Margo Oge served at the US Environmental Protection Agency for 32 years, the last 18 of which she directed the Office of Transportation Air Quality. While there, she was a chief architect of some of the most important achievements in reducing transportation-related air pollution. As a result of these rules, emissions from cars, trucks, buses, off-road vehicles, locomotives and marine vessels—as well as gasoline and diesel fuel—were reduced up to 99 percent. These regulations prevent over 40,000 premature deaths and hundreds of thousands of respiratory illnesses each year.
Ms. Oge led the Obama Administration's landmark 2012 Clean Air Act deal with automakers, the nation's first action targeting greenhouse gases. This regulation will double the fuel efficiency of automakers' fleets to 54.5 mpg and cut greenhouse gas emissions in half by 2025. In the New York Times, Tom Friedman praised the new rules as the "Big Deal" that redeemed the administration's previous inaction.
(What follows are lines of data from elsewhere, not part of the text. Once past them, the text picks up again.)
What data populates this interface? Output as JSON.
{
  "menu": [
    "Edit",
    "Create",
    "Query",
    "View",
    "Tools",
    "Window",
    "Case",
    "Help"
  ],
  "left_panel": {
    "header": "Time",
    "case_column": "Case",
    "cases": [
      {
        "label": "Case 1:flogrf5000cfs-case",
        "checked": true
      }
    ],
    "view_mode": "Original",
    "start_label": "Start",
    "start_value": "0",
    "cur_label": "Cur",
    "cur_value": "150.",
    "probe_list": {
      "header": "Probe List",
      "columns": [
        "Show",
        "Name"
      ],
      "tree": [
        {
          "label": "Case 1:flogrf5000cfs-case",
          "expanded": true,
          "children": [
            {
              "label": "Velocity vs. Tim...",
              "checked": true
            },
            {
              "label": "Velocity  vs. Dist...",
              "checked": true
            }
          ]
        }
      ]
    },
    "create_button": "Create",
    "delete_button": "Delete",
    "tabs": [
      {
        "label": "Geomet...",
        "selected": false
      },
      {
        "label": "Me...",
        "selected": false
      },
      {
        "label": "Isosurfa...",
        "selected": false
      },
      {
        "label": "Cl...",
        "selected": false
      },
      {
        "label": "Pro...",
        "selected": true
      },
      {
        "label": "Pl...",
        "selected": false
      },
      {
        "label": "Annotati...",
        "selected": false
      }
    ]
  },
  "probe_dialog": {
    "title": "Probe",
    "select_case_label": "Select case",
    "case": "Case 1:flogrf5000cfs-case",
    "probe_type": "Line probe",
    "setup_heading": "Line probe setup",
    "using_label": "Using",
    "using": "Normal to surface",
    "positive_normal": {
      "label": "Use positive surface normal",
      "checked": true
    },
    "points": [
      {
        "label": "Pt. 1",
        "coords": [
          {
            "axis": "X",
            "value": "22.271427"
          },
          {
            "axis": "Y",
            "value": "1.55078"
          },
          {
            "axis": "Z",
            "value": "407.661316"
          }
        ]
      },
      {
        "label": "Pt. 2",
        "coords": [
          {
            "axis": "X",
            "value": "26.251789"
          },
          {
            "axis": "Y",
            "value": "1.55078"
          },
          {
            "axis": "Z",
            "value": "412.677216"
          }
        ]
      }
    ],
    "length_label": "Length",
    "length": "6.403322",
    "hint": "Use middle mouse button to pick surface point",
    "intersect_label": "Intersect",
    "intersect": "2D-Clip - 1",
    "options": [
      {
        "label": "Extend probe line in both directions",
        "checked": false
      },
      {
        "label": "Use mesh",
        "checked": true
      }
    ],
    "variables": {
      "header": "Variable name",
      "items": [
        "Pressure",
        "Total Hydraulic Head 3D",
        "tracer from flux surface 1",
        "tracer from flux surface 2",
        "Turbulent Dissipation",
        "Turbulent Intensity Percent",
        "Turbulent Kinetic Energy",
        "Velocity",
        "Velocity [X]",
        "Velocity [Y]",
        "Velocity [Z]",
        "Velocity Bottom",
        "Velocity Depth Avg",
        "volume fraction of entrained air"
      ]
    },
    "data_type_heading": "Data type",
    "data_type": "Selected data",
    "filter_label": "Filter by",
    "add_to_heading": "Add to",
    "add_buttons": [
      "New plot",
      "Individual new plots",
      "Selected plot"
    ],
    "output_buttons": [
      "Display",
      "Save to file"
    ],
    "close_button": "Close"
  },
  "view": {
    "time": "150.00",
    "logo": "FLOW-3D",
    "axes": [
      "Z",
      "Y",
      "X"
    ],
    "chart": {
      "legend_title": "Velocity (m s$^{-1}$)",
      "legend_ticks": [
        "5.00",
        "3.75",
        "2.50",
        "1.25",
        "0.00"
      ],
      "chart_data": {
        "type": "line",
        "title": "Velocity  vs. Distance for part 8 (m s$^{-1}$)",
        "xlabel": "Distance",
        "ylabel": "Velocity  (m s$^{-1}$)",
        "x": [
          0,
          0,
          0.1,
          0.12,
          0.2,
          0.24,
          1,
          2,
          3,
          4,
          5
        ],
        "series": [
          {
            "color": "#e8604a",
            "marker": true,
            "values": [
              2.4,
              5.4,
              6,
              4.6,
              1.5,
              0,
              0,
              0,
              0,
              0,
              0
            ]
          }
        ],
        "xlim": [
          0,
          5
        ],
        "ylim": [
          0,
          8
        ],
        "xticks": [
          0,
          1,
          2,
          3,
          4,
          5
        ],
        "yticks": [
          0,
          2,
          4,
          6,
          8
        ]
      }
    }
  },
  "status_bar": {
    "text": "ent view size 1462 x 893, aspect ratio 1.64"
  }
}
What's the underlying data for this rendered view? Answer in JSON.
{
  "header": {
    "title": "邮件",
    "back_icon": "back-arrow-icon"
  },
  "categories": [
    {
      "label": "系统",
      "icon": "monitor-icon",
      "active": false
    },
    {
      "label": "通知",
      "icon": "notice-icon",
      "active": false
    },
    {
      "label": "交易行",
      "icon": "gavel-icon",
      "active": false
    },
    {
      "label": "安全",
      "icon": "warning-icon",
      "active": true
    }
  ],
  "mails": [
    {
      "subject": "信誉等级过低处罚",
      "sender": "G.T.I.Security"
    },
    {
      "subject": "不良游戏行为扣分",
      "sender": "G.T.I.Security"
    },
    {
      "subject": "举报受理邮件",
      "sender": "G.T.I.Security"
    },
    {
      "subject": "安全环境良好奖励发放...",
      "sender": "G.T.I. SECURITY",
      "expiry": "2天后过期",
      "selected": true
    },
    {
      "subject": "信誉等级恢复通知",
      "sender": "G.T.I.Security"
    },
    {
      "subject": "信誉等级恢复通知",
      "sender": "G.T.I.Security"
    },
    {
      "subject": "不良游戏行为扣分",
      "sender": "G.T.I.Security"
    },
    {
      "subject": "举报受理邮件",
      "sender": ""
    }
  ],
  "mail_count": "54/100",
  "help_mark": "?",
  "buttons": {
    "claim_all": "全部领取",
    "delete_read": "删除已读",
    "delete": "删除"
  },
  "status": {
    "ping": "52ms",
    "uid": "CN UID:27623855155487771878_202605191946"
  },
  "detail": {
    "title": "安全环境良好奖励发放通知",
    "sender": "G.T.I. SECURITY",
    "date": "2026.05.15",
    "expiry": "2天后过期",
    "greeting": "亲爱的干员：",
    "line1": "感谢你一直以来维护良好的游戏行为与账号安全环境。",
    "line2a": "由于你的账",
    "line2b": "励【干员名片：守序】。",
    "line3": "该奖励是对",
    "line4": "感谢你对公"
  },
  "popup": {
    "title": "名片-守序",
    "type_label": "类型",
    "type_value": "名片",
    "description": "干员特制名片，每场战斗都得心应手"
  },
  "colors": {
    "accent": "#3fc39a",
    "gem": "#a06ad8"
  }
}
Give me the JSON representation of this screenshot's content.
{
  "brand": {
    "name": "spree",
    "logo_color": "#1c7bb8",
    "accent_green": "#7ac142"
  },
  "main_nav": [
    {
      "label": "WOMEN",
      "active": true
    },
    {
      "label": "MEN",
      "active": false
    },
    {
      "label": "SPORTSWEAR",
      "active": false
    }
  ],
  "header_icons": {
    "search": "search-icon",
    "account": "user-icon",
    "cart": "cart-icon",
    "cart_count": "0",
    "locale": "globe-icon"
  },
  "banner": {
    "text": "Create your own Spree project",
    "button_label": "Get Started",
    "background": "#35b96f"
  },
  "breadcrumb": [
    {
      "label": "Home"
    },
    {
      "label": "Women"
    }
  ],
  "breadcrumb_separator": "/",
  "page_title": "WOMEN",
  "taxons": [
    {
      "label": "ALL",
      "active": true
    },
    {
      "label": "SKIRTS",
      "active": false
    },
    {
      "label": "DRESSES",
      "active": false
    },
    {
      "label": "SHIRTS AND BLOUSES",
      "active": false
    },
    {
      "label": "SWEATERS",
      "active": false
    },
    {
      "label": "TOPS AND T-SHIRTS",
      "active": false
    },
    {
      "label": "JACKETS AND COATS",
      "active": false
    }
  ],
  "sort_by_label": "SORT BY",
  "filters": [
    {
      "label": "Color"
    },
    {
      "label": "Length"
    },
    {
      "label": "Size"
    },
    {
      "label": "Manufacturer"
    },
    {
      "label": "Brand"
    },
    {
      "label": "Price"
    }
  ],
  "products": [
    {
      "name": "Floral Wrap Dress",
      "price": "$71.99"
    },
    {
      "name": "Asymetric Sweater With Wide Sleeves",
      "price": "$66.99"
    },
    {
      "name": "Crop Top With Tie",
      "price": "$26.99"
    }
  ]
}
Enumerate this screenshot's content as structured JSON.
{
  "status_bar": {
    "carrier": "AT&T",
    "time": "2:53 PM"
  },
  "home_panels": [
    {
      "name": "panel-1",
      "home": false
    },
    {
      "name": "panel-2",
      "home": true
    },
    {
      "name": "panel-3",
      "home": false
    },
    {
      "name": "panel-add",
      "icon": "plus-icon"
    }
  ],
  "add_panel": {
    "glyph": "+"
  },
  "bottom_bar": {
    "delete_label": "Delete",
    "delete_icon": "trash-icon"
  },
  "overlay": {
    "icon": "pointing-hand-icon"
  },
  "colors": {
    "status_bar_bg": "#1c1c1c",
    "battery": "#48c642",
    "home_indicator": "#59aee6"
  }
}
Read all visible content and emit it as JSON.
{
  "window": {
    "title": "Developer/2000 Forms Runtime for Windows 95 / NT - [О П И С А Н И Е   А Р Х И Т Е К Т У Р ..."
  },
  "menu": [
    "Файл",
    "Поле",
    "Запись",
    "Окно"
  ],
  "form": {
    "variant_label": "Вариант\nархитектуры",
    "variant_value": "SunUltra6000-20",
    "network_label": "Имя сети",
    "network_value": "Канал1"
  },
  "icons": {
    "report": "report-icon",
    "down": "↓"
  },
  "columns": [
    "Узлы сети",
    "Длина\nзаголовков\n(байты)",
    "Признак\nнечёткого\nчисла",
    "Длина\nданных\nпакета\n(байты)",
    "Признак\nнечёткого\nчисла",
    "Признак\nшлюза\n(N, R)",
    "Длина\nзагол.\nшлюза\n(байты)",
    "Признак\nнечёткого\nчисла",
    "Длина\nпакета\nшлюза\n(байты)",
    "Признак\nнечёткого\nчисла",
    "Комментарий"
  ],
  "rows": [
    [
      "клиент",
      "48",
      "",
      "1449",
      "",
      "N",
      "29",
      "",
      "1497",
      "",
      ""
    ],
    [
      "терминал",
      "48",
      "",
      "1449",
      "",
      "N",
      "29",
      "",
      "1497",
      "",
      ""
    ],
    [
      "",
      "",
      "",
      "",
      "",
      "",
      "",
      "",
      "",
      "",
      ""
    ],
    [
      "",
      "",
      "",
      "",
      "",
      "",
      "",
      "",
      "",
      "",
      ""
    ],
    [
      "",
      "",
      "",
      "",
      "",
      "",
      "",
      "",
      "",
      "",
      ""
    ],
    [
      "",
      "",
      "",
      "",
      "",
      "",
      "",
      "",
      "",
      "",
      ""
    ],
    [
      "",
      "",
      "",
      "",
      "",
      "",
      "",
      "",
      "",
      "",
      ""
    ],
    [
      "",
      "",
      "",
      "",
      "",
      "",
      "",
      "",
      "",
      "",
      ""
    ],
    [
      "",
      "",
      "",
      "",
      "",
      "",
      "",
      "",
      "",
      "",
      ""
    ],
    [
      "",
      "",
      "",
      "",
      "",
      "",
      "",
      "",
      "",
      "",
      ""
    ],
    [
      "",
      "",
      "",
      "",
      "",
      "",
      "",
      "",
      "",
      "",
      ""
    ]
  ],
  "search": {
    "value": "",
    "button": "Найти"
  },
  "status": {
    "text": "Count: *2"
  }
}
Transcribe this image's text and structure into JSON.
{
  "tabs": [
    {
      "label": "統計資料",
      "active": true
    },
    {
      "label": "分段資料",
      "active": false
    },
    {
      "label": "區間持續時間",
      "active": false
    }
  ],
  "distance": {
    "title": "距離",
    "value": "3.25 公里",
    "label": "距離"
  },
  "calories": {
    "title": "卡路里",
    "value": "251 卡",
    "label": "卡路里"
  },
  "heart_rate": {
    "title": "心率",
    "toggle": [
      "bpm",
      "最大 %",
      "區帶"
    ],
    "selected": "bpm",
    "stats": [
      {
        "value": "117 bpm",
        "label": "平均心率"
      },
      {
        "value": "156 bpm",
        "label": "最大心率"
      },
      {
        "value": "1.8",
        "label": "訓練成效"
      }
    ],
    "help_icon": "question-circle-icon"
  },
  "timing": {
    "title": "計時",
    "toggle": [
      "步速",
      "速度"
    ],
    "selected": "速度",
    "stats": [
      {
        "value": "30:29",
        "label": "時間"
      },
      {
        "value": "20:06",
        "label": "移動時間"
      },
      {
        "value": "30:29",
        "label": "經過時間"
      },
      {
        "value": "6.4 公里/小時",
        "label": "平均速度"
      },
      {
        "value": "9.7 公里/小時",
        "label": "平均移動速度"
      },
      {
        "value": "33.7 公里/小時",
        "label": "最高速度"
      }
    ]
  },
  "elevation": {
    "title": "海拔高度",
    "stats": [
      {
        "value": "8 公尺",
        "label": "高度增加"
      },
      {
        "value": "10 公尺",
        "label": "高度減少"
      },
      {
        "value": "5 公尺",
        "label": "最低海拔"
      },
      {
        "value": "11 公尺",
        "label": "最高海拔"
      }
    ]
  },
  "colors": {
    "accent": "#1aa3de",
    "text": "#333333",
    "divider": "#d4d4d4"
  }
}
In Driving the Future: Combating Climate Change with Cleaner, Smarter Cars, Ms. Oge provides an insider's account of the science, politics, policy, legal battles and, most importantly, the people who made possible this historic regulation. She then describes the technological, social, economic and regulatory terrain in which even larger reductions in greenhouse gases could be achieved. Finally, she lays out the future of technology that will enable a global market for super-efficient, zero carbon-emitting vehicles and other sustainable personal mobility options. According to Jerry Brown, Governor of California, "This is the story of how hard it is to combat climate change—and also how imaginative and determined leaders can get it done."
Ms. Oge holds an MS in Engineering from University of Massachusetts-Lowell. She has received presidential awards for her work at the EPA from President Bill Clinton and President George W Bush.